Das Chaos bei Grippeimpfstoffen im vergangenen Jahr hat bei der Koalition Spuren hinterlassen. Ausschreibungsgewinner Novartis konnte seine Rabattvereinbarungen wegen Lieferengpässen nicht bedienen. Während Ärzte und Apotheker eine Abschaffung der Ausschreibungen in diesem sensiblen Bereich fordern, wollen Union und FDP in den Verträgen festschreiben lassen, dass „Vereinbarungen zur Sicherstellung einer rechtzeitigen und bedarfsgerechten Versorgung der Versicherten“ abgeschlossen werden.
Die Versorgung mit Impfstoffen müsse auch dann gewährleistet bleiben, wenn die Vertragspartner nicht lieferfähig seien, heißt es im einem Änderungsantrag der Koalition. Dazu müsse das Sozialgesetzbuch erweitert werden: Wenn die rabattierten Impfstoffe nicht, nicht rechtzeitig oder nicht bedarfsgerecht lieferbar seien, müssen die Krankenkassen demnach ermöglichen, dass andere Impfstoffe verordnet werden können.
Die Kassen sollen sich beim Hersteller regelmäßig über den Produktionsfortschritt informieren und feste Liefertermine für die Verfügbarkeit in den Apotheken vereinbaren. Zudem soll es einen finanziellen Ausgleich geben, wenn die benötigte Menge nicht geliefert kann und andere Impfstoffe beschafft werden müssen.
Auch die „rechtzeitige Möglichkeit zur Öffnung der Versorgung durch andere Hersteller“ soll sichergestellt werden. Falls der rabattierte Impfstoff nicht rechtzeitig oder nur in zu geringen Mengen lieferbar sein sollte, müssen andere Impfstoffe zu Lasten der Kassen verordnungsfähig sein. In den derzeitigen Rabattverträgen verpflichten sich die Hersteller zwar auch zur Lieferfähigkeit. Bei Ausfällen greifen jedoch nur Sonderkündigungsrechte oder Vertragsstrafen.
Die Änderung gilt für alle Rabattverträge über Schutzimpfungen. Mit den neuen Vereinbarungen soll jedoch insbesondere die Situation bei Grippeimpfstoffen entschärft werden. Laut Fritz Becker, Vorsitzender des Deutschen Apothekerverbandes, sind derzeit auch FSME-Impfstoffe in Baden-Württemberg und Bayern nicht lieferbar.
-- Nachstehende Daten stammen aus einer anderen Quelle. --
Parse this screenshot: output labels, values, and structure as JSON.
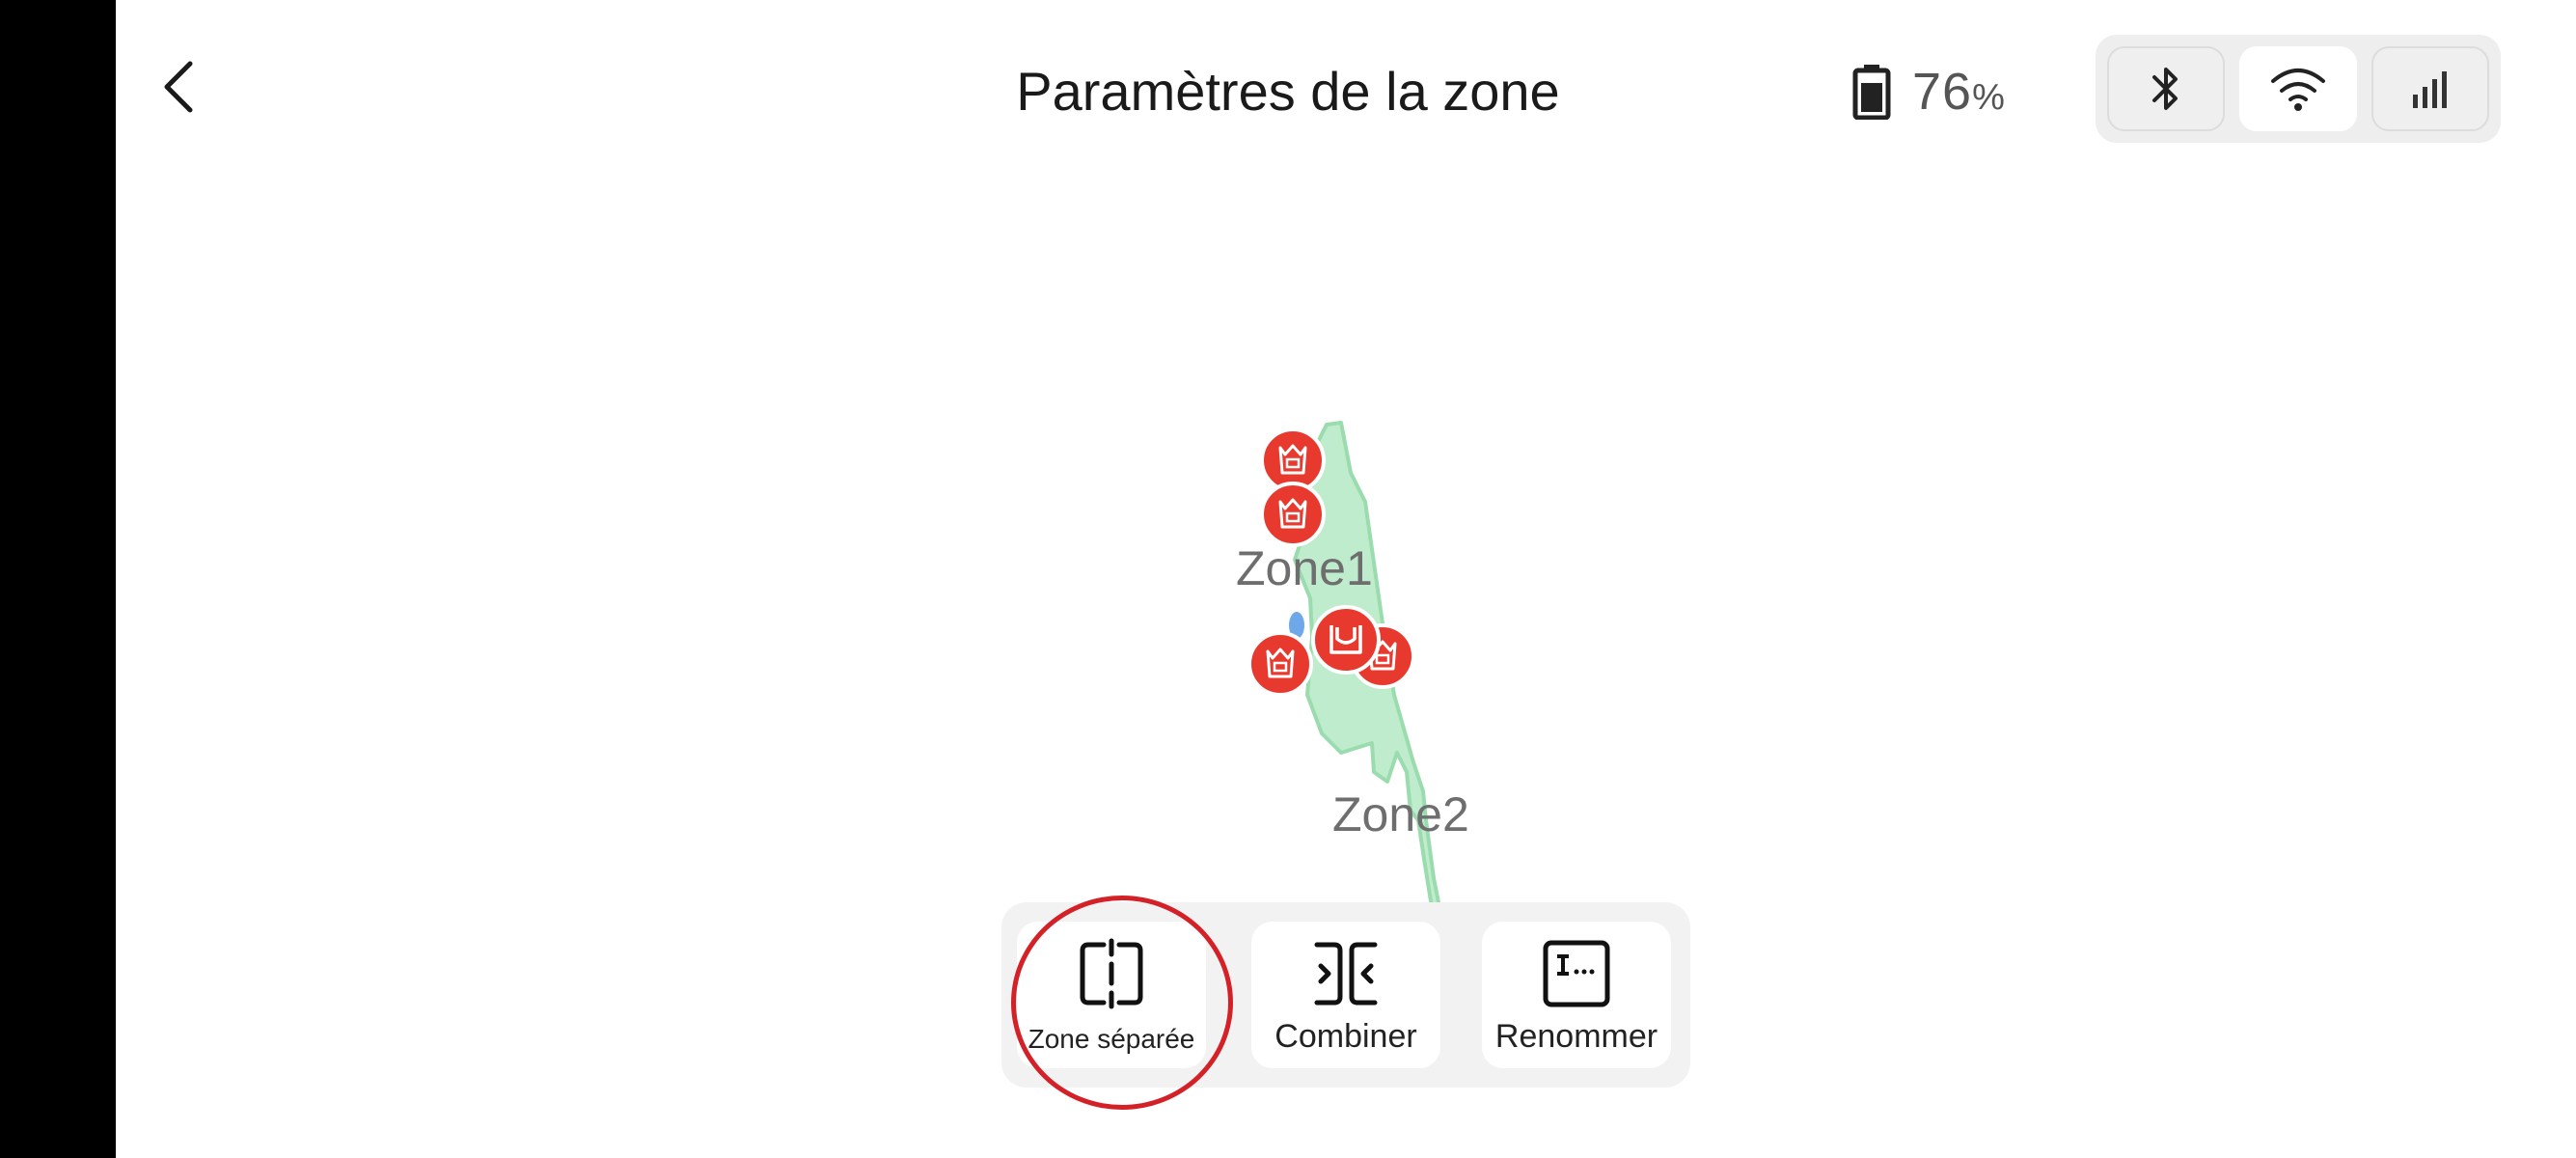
{
  "header": {
    "title": "Paramètres de la zone",
    "battery_value": "76",
    "battery_unit": "%"
  },
  "connections": [
    {
      "name": "bluetooth-icon",
      "active": false
    },
    {
      "name": "wifi-icon",
      "active": true
    },
    {
      "name": "cellular-signal-icon",
      "active": false
    }
  ],
  "map": {
    "zones": [
      {
        "label": "Zone1"
      },
      {
        "label": "Zone2"
      }
    ],
    "zone_color": "#bfeccd",
    "marker_color": "#e8392e"
  },
  "toolbar": {
    "split_label": "Zone séparée",
    "merge_label": "Combiner",
    "rename_label": "Renommer"
  },
  "colors": {
    "highlight": "#d42027"
  }
}
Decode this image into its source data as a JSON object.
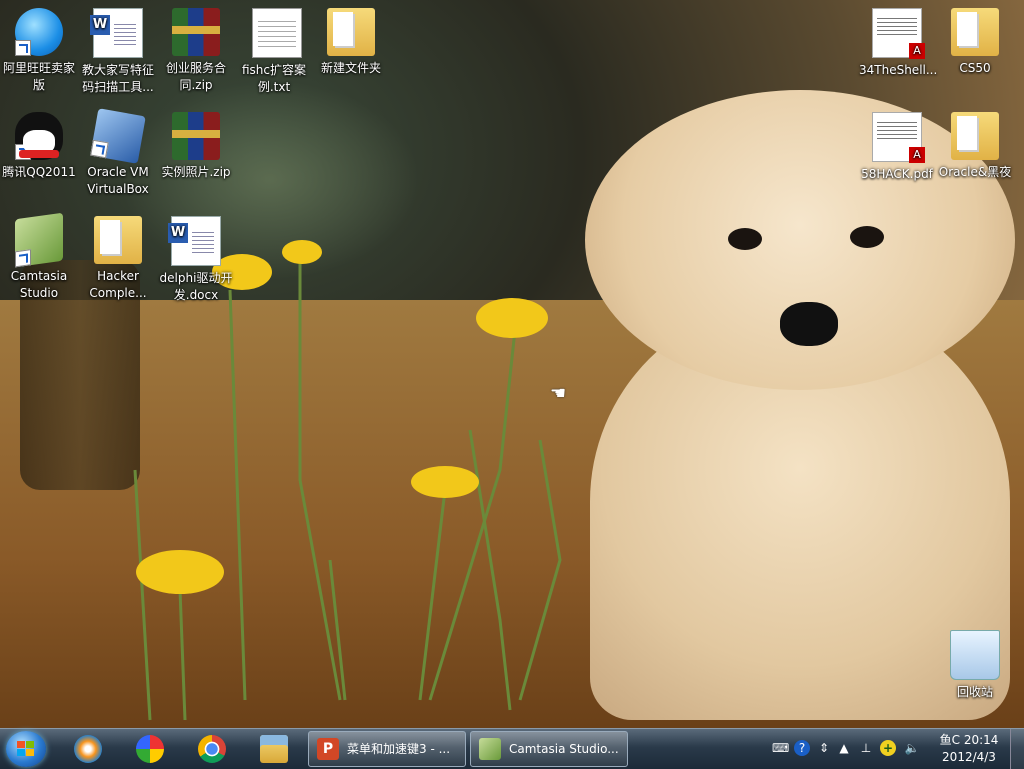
{
  "desktop": {
    "icons": [
      {
        "label": "阿里旺旺卖家版",
        "icon": "wangwang-icon"
      },
      {
        "label": "教大家写特征码扫描工具...",
        "icon": "word-doc-icon"
      },
      {
        "label": "创业服务合同.zip",
        "icon": "zip-archive-icon"
      },
      {
        "label": "fishc扩容案例.txt",
        "icon": "text-file-icon"
      },
      {
        "label": "新建文件夹",
        "icon": "folder-icon"
      },
      {
        "label": "腾讯QQ2011",
        "icon": "qq-icon"
      },
      {
        "label": "Oracle VM VirtualBox",
        "icon": "virtualbox-icon"
      },
      {
        "label": "实例照片.zip",
        "icon": "zip-archive-icon"
      },
      {
        "label": "Camtasia Studio",
        "icon": "camtasia-icon"
      },
      {
        "label": "Hacker Comple...",
        "icon": "folder-icon"
      },
      {
        "label": "delphi驱动开发.docx",
        "icon": "word-doc-icon"
      },
      {
        "label": "34TheShell...",
        "icon": "pdf-icon"
      },
      {
        "label": "CS50",
        "icon": "folder-icon"
      },
      {
        "label": "58HACK.pdf",
        "icon": "pdf-icon"
      },
      {
        "label": "Oracle&黑夜",
        "icon": "folder-icon"
      },
      {
        "label": "回收站",
        "icon": "recycle-bin-icon"
      }
    ],
    "wallpaper": "puppy-with-dandelions"
  },
  "taskbar": {
    "start": {
      "icon": "windows-start-icon"
    },
    "pinned": [
      {
        "icon": "windows-media-player-icon"
      },
      {
        "icon": "pinwheel-app-icon"
      },
      {
        "icon": "chrome-icon"
      },
      {
        "icon": "windows-explorer-icon"
      }
    ],
    "windows": [
      {
        "label": "菜单和加速键3 - ...",
        "icon": "powerpoint-icon"
      },
      {
        "label": "Camtasia Studio...",
        "icon": "camtasia-icon"
      }
    ],
    "tray": {
      "input_method": "鱼C",
      "time": "20:14",
      "date": "2012/4/3"
    }
  },
  "colors": {
    "taskbar_top": "#5a6a7a",
    "taskbar_bottom": "#1c2a38",
    "icon_text": "#ffffff",
    "dandelion": "#f2c81a"
  }
}
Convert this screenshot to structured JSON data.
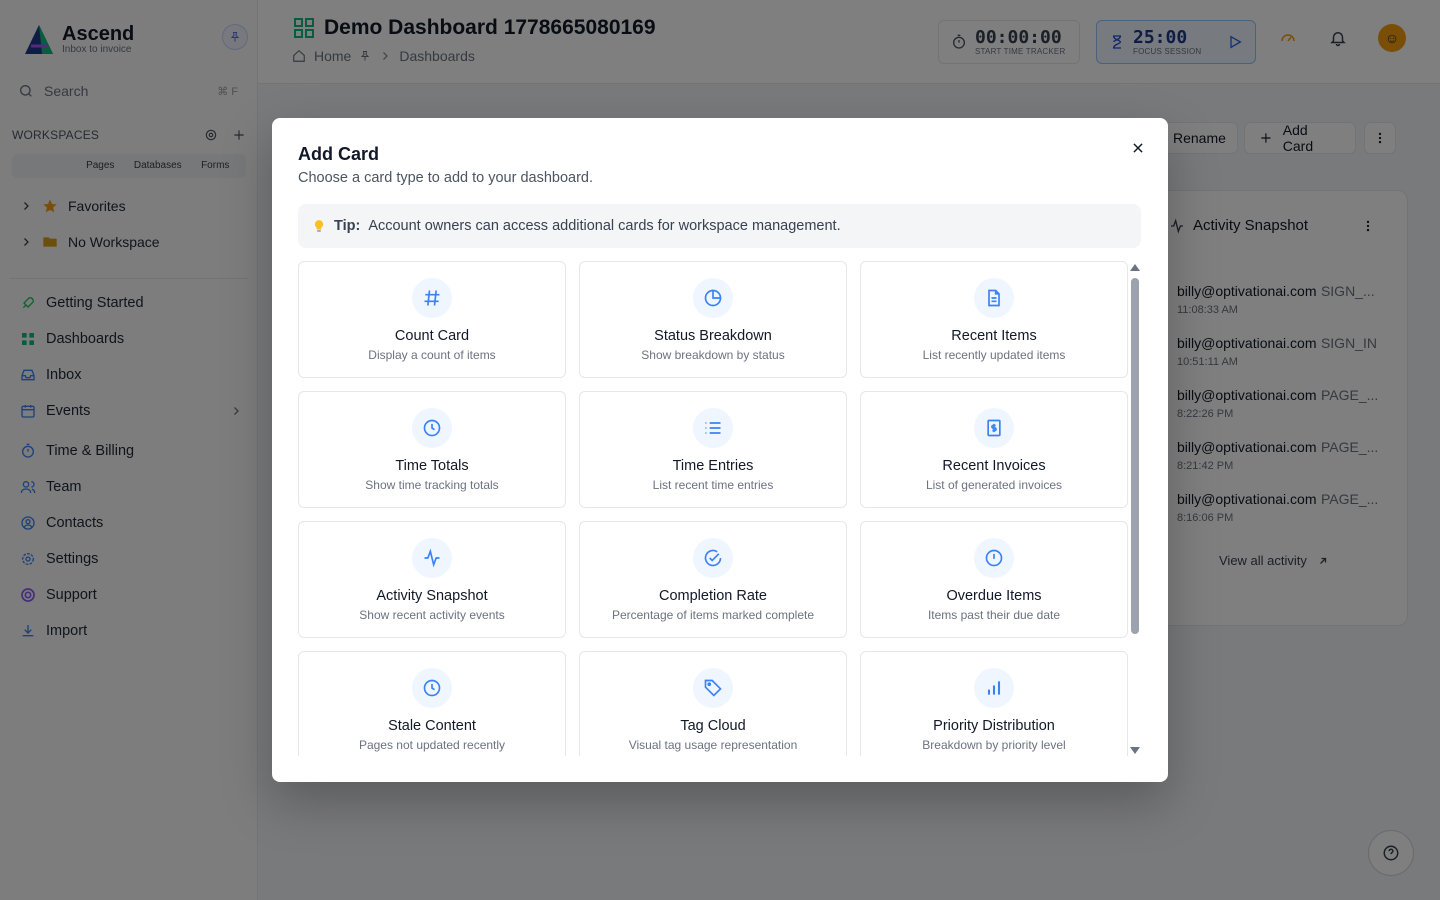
{
  "brand": {
    "name": "Ascend",
    "tagline": "Inbox to invoice"
  },
  "sidebar": {
    "search_placeholder": "Search",
    "search_shortcut": "⌘ F",
    "workspaces_label": "WORKSPACES",
    "ws_tabs": [
      "",
      "Pages",
      "Databases",
      "Forms"
    ],
    "tree": [
      {
        "label": "Favorites",
        "icon": "star-icon"
      },
      {
        "label": "No Workspace",
        "icon": "folder-icon"
      }
    ],
    "nav": [
      {
        "label": "Getting Started",
        "icon": "rocket-icon"
      },
      {
        "label": "Dashboards",
        "icon": "grid-icon"
      },
      {
        "label": "Inbox",
        "icon": "inbox-icon"
      },
      {
        "label": "Events",
        "icon": "calendar-icon"
      },
      {
        "label": "Time & Billing",
        "icon": "stopwatch-icon"
      },
      {
        "label": "Team",
        "icon": "users-icon"
      },
      {
        "label": "Contacts",
        "icon": "contact-icon"
      },
      {
        "label": "Settings",
        "icon": "gear-icon"
      },
      {
        "label": "Support",
        "icon": "lifebuoy-icon"
      },
      {
        "label": "Import",
        "icon": "download-icon"
      }
    ]
  },
  "header": {
    "title": "Demo Dashboard 1778665080169",
    "breadcrumb": [
      "Home",
      "Dashboards"
    ],
    "time_tracker": {
      "value": "00:00:00",
      "caption": "START TIME TRACKER"
    },
    "focus": {
      "value": "25:00",
      "caption": "FOCUS SESSION"
    }
  },
  "toolbar": {
    "rename_label": "Rename",
    "add_card_label": "Add Card"
  },
  "activity": {
    "title": "Activity Snapshot",
    "rows": [
      {
        "who": "billy@optivationai.com",
        "kind": "SIGN_...",
        "time": "11:08:33 AM"
      },
      {
        "who": "billy@optivationai.com",
        "kind": "SIGN_IN",
        "time": "10:51:11 AM"
      },
      {
        "who": "billy@optivationai.com",
        "kind": "PAGE_...",
        "time": "8:22:26 PM"
      },
      {
        "who": "billy@optivationai.com",
        "kind": "PAGE_...",
        "time": "8:21:42 PM"
      },
      {
        "who": "billy@optivationai.com",
        "kind": "PAGE_...",
        "time": "8:16:06 PM"
      }
    ],
    "view_all": "View all activity"
  },
  "modal": {
    "title": "Add Card",
    "subtitle": "Choose a card type to add to your dashboard.",
    "tip_label": "Tip:",
    "tip_text": "Account owners can access additional cards for workspace management.",
    "cards": [
      {
        "name": "Count Card",
        "desc": "Display a count of items",
        "icon": "hash-icon"
      },
      {
        "name": "Status Breakdown",
        "desc": "Show breakdown by status",
        "icon": "pie-chart-icon"
      },
      {
        "name": "Recent Items",
        "desc": "List recently updated items",
        "icon": "file-text-icon"
      },
      {
        "name": "Time Totals",
        "desc": "Show time tracking totals",
        "icon": "clock-icon"
      },
      {
        "name": "Time Entries",
        "desc": "List recent time entries",
        "icon": "list-icon"
      },
      {
        "name": "Recent Invoices",
        "desc": "List of generated invoices",
        "icon": "invoice-icon"
      },
      {
        "name": "Activity Snapshot",
        "desc": "Show recent activity events",
        "icon": "activity-icon"
      },
      {
        "name": "Completion Rate",
        "desc": "Percentage of items marked complete",
        "icon": "check-circle-icon"
      },
      {
        "name": "Overdue Items",
        "desc": "Items past their due date",
        "icon": "alert-circle-icon"
      },
      {
        "name": "Stale Content",
        "desc": "Pages not updated recently",
        "icon": "clock-icon"
      },
      {
        "name": "Tag Cloud",
        "desc": "Visual tag usage representation",
        "icon": "tag-icon"
      },
      {
        "name": "Priority Distribution",
        "desc": "Breakdown by priority level",
        "icon": "bar-chart-icon"
      }
    ]
  },
  "colors": {
    "accent": "#3b82f6",
    "icon_bg": "#eff6ff"
  }
}
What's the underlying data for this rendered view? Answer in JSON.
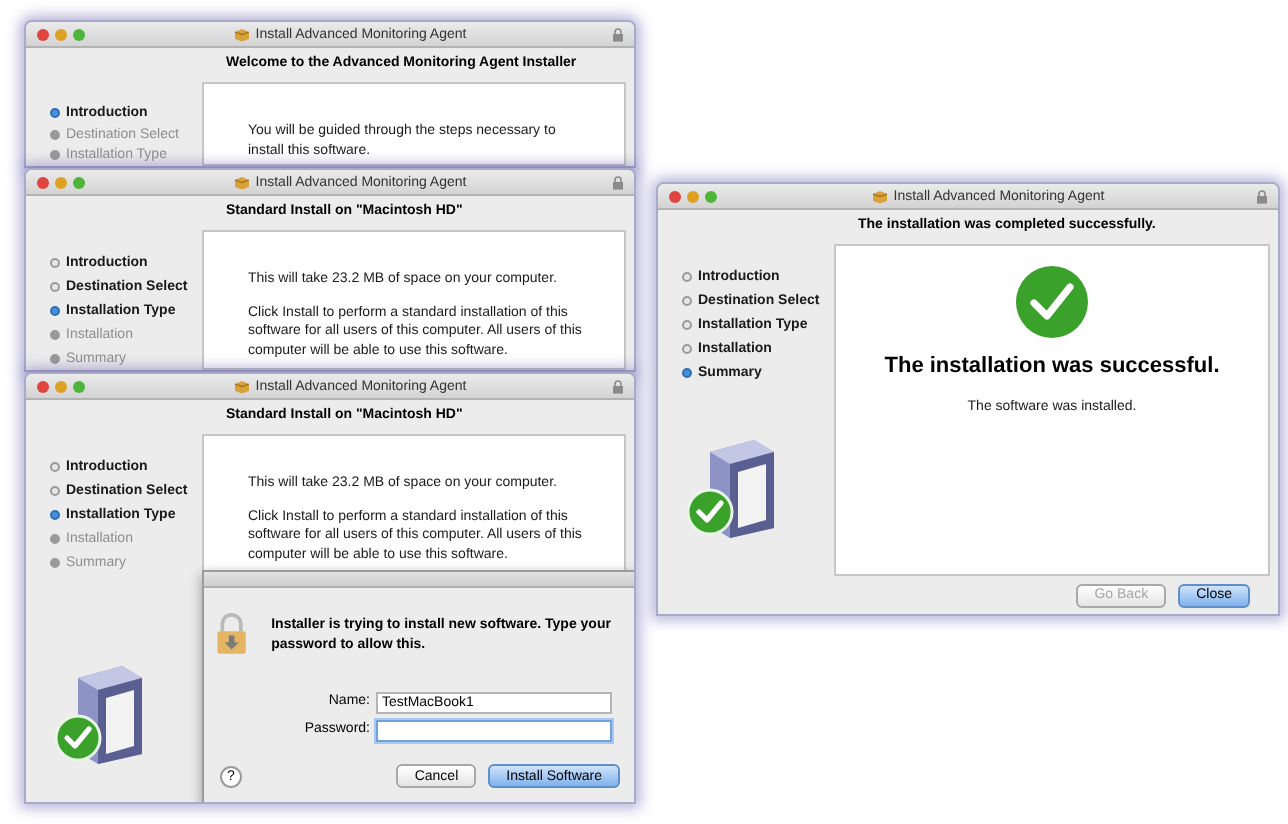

Mit weiteren Änderungsanträgen reagierte die Koalition auch auf vermeintliche Missstände der Vergangenheit: So sollen etwa die Gehälter von Vorstandsmitgliedern im Gesundheitswesen künftig zunächst durch das Bundesgesundheitsministerium (BMG), das Bundesversicherungsamt und die Länder genehmigt werden.
Betroffen davon sind die Vorstände der Krankenkassen, des GKV-Spitzenverbands, der Medizinischen Dienste der Krankenversicherung, des GKV-Spitzenverbands, der Kassenärztlichen Vereinigungen (KVen) und der Kassenärztlichen Bundesvereinigung (KBV) sowie die hauptamtlichen Unparteiischen des Gemeinsamen Bundesausschusses (G-BA). Hintergrund waren Streitigkeiten um das Gehalt von KBV-Chef Dr. Andreas Köhler.Krankenkassen sollen außerdem ihre Mietverträge vor Abschluss vorlegen, wenn die Fläche 7500 Quadratmeter überschreitet und eine Mietdauer von mehr als zehn Jahren vorgesehen ist. Der Bundesrechnungshof hatte bereits 2011 kritisiert, dass die Kassen zu viel, zu teuer und zu lange mieteten.
Schließlich sollen Arzneimittelhersteller künftig melden, auf welche Art und in welcher Höhe sie Ärzte für Anwendungsbeobachtungen entschädigt haben. Dabei soll auch begründet werden, warum der Ausgleich angemessen ist.